NVIDIA Accelerates Robotics & AI Development, Unveils New Products
NVIDIA is significantly intensifying its focus on robotics and what it terms “physical AI,” a strategic shift prominently featured at the recent SIGGRAPH conference in Vancouver. The company views this domain, where AI systems interact with and understand the real world, as the next major frontier in artificial intelligence, with the pace of development described as “incredible” by Rev Lebaredian, vice president of Omniverse and simulation technologies at NVIDIA. This commitment is underscored by a suite of new hardware, software, and AI models designed to accelerate the creation and deployment of intelligent autonomous systems.
Physical AI, as defined by NVIDIA, extends beyond traditional AI models that operate solely in digital environments, such as large language models. Instead, physical AI systems are end-to-end models capable of perceiving, reasoning, and performing complex actions in the three-dimensional physical world. This paradigm shift, moving from “Software 1.0” (human-coded serial code) to “Software 2.0” (software writing software via GPU-accelerated machine learning), aims to enable robots and autonomous systems to sense, respond to, and learn from their physical surroundings. Industries from manufacturing and logistics to healthcare and smart cities are expected to be transformed by this advancement.

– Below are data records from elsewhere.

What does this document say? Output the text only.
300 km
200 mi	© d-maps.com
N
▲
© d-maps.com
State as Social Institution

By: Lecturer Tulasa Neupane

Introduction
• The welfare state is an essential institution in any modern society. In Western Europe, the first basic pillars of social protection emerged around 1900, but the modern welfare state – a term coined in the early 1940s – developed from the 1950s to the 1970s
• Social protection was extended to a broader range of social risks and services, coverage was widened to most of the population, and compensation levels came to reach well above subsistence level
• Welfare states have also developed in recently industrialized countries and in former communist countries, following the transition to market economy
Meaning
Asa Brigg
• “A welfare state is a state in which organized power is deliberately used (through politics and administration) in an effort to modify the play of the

Central to NVIDIA’s strategy is a “three-computer solution” for physical AI robotics, covering the entire lifecycle from foundational model training to real-time on-robot operation. For the intensive training of large robot foundation models, NVIDIA leverages its DGX AI supercomputers. For simulation and testing, the NVIDIA Omniverse platform, with its physically accurate digital twins, plays a crucial role, allowing developers to test and optimize robot fleets virtually before real-world deployment. Finally, for on-robot inference and real-time operation, NVIDIA offers the Jetson AGX Thor, a compact, energy-efficient computer designed to run multimodal AI reasoning models directly on the robot.
Further bolstering its AI infrastructure, NVIDIA announced new RTX Pro Servers at SIGGRAPH, featuring the Blackwell architecture. These RTX PRO 6000 Blackwell Server Edition GPUs are designed to accelerate enterprise workloads, including AI, machine learning, data analytics, and 3D graphics, delivering up to 45 times better performance and 18 times higher energy efficiency compared to CPU-only systems. Global system partners like Cisco, Dell Technologies, HPE, Lenovo, and Supermicro will offer these new 2U mainstream servers, making Blackwell power more accessible for enterprise and industrial AI.
The company also expanded its Nemotron AI resource family and introduced new world simulation SDKs and libraries, crucial for developing sophisticated AI agents. The Nemotron family, including Nemotron Nano 2 and Llama Nemotron Super 1.5, provides advanced reasoning capabilities for building smarter AI agents capable of handling complex, multi-step tasks. These models offer high accuracy and efficiency, with features like a hybrid architecture and quantization (NVFP4) to lower reasoning costs. Leading companies such as CrowdStrike, Uber, Magna, NetApp, and Zoom are already utilizing or planning to use these models.
New NVIDIA Omniverse libraries and Cosmos world foundation models (WFMs) were also unveiled, accelerating the development and deployment of robotics solutions. These include Omniverse NuRec libraries with RTX ray-traced 3D Gaussian splatting for large-scale world reconstruction, enabling developers to capture and reconstruct the real world in simulation. Additionally, Cosmos models like Cosmos Reason, a 7-billion-parameter vision language model, enable robots and AI agents to “reason” by understanding physics and common sense, crucial for planning and interacting with their environment. These advancements facilitate the creation of physically accurate digital twins and the generation of synthetic data, which is vital for training physical AI models and building AI agents that comprehend the physical world. Industry leaders such as Amazon Devices & Services, Boston Dynamics, Figure AI, and Hexagon are already embracing NVIDIA’s simulation and synthetic data generation capabilities.
NVIDIA’s strategic push into robotics and physical AI, supported by a comprehensive ecosystem of hardware, software, and advanced models, signifies a profound commitment to transforming industries and enabling a future where intelligent machines seamlessly integrate with our physical world.